Frequently Asked Questions

What should mobile device management be able to do?

Mobile device management should be able to enroll devices at scale (zero-touch), enforce security policies (encryption, passcodes, VPN), distribute and manage applications, monitor device health and compliance, execute remote actions (lock, wipe, restart, view), support BYOD data separation, maintain audit trails, integrate with identity providers, automate patching, support kiosk mode, enforce content filtering and DLP controls, and provide geofencing and location-based policies. These 12 capabilities represent the minimum viable feature set for enterprise MDM.

What MDM capabilities does CJIS require?

CJIS requires advanced authentication (MFA minimum), encryption at rest and in transit, centralized audit logging of all CJI access, session timeouts, role-based access control, media protection (remote wipe), physical protection (device tracking), and timely patch management. These requirements map directly to MDM capabilities 2, 5, 7, 8, 9, and 12 in the checklist above.

How many capabilities should an MDM solution include?

An enterprise-grade MDM solution should include all 12 core capabilities as a baseline. Differentiation between vendors comes from deployment flexibility (cloud, on-premises, hybrid), pricing models (per-device vs per-user, feature gating vs all-inclusive), platform coverage depth, and unique capabilities such as offline device management.

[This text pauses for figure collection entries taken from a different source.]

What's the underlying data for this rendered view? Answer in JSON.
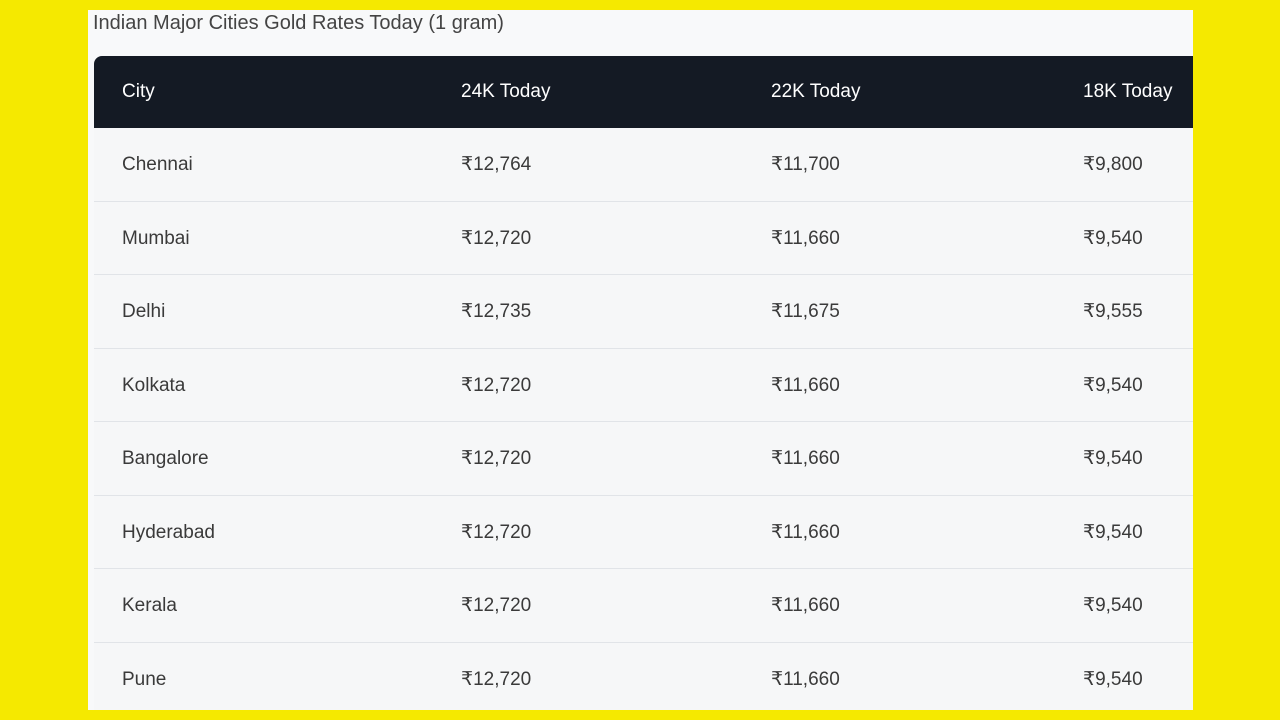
{
  "title": "Indian Major Cities Gold Rates Today (1 gram)",
  "colors": {
    "background": "#f5e900",
    "header": "#141a24"
  },
  "table": {
    "headers": [
      "City",
      "24K Today",
      "22K Today",
      "18K Today"
    ],
    "rows": [
      [
        "Chennai",
        "₹12,764",
        "₹11,700",
        "₹9,800"
      ],
      [
        "Mumbai",
        "₹12,720",
        "₹11,660",
        "₹9,540"
      ],
      [
        "Delhi",
        "₹12,735",
        "₹11,675",
        "₹9,555"
      ],
      [
        "Kolkata",
        "₹12,720",
        "₹11,660",
        "₹9,540"
      ],
      [
        "Bangalore",
        "₹12,720",
        "₹11,660",
        "₹9,540"
      ],
      [
        "Hyderabad",
        "₹12,720",
        "₹11,660",
        "₹9,540"
      ],
      [
        "Kerala",
        "₹12,720",
        "₹11,660",
        "₹9,540"
      ],
      [
        "Pune",
        "₹12,720",
        "₹11,660",
        "₹9,540"
      ]
    ]
  }
}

What is the difference between MDM features and MDM capabilities?

Features are specific functions within the software — a button, a configuration screen, a report type. Capabilities are what the system can accomplish across those features — the ability to enroll devices at scale, enforce encryption, and wipe a device remotely. Capabilities matter for procurement and requirements documents. Features matter for implementation and daily operations.

Which MDM capabilities matter most for BYOD?

For BYOD programs, four capabilities are critical: data separation (work profiles and containerization to isolate corporate from personal data), per-app VPN (encrypting only corporate app traffic without routing personal browsing through the VPN), selective wipe (removing corporate data on offboarding without touching personal content), and identity provider integration (ensuring access is tied to the employee’s organizational account, not the device itself).